This fall, I had the privilege of visiting an Iowa farm family that has taken sustainability to a new level. Dean and Betty Van Kooten, who raise corn and soybeans near Kellogg, Iowa, added pigs to the operation when their youngest son Joey came back to the farm. Building two hog barns was a way for Joey and his wife, Michelle to come back to the farm and build equity. However, hog buildings use a lot of electricity. To improve the overall sustainability of the farm and offset 100% of the electricity costs for the hog buildings and the rest of the farm, the Van Kootens began harvesting another crop this fall – the sun.

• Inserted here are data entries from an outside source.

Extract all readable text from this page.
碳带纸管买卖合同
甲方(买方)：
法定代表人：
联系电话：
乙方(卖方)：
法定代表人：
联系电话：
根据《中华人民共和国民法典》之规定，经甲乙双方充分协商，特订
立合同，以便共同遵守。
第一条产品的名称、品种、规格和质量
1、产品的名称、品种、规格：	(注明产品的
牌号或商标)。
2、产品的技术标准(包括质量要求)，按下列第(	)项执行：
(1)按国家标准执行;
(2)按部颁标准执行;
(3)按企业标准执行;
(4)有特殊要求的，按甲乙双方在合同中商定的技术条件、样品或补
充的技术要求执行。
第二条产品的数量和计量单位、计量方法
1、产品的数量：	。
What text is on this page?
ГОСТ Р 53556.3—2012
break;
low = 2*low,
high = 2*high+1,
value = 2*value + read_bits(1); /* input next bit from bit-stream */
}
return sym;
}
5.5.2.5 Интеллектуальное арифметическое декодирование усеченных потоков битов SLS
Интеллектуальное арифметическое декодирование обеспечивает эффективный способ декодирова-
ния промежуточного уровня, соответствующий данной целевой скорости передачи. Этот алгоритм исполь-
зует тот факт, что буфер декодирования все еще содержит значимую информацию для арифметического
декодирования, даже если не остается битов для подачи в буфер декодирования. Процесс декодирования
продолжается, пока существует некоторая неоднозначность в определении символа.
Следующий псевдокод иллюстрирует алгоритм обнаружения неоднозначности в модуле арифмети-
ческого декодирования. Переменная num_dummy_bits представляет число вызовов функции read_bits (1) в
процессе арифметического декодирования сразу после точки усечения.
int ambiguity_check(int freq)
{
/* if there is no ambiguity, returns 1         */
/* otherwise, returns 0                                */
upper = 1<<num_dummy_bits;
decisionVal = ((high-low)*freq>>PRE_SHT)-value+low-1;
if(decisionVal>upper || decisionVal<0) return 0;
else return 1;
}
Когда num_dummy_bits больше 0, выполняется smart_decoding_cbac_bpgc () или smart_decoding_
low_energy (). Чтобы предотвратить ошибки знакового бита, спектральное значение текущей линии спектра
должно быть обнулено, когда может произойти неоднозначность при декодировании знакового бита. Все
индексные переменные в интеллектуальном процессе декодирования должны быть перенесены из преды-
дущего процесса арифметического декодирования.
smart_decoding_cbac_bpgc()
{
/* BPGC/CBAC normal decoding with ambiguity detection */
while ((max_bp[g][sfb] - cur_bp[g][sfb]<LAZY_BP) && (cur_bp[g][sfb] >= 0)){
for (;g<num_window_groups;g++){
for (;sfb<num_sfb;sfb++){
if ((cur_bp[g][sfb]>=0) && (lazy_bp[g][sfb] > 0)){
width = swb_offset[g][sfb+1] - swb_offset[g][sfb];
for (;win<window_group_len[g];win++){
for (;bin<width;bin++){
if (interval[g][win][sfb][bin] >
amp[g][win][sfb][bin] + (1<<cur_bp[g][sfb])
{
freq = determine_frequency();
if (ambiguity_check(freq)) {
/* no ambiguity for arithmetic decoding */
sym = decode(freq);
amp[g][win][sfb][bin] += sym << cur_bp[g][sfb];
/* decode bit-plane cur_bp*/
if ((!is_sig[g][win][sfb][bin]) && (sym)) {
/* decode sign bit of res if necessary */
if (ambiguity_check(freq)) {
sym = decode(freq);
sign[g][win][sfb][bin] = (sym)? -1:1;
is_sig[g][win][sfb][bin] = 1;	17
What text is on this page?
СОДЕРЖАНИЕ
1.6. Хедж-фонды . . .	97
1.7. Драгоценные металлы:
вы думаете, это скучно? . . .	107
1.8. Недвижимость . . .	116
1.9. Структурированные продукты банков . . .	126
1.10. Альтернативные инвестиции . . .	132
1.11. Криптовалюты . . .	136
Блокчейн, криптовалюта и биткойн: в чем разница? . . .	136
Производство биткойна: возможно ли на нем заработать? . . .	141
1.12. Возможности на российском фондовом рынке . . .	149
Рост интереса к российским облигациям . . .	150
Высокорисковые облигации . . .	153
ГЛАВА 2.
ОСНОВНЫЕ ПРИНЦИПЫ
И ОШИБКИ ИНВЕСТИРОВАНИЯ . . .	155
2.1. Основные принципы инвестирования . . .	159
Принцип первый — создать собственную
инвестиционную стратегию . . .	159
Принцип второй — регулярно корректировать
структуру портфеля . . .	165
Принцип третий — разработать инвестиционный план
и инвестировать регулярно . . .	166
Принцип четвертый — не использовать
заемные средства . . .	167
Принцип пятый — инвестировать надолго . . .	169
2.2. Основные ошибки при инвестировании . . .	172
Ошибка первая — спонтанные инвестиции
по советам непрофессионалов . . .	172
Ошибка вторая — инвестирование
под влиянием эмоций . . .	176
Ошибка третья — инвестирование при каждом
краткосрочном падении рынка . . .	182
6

They installed two 60-kilowatt solar arrays from Moxie Solar of North Liberty. One of the arrays, at 220 feet long and 20 feet tall, is the largest continuous solar structure in Iowa. In addition, the total 120-kilowatt system is the largest privately-owned system in the state. Once it pays for itself in about five to six years with net metering, the system will power the farm for 20 to 30 more years, ensuring the farm produces its own energy when Joey and Michelle assume control of the farm.
World leader in solar power
Dean and Betty came up with the idea for solar energy during their visits to Europe to buy machinery for their used farm equipment business. The European Union leads the world in photovoltaic capacity, largely thanks to Germany, which has installed more photovoltaic systems than any country in the world.
This is may be somewhat surprising, considering Germany has sunlight levels similar to Alaska, as Dean has informed me. While the incentive of government subsidies has definitely played a role in Germany, the reduction in electricity costs and in carbon dioxide emissions can't be ignored. Germany's goal is to produce 100% of its energy with renewable sources by 2050.
Large solar structures like Waldpolenz Solar Park near Liepzig might be the first thing that come to mind when solar power is brought up, but the Van Kootens saw numerous farmhouses and machine sheds with photovoltaic or solar modules on the roof. In fact, browse the Internet and it doesn't take long to find pictures of old German farmhouses – the kind with timber framing and tile roofing – with modern solar modules on top.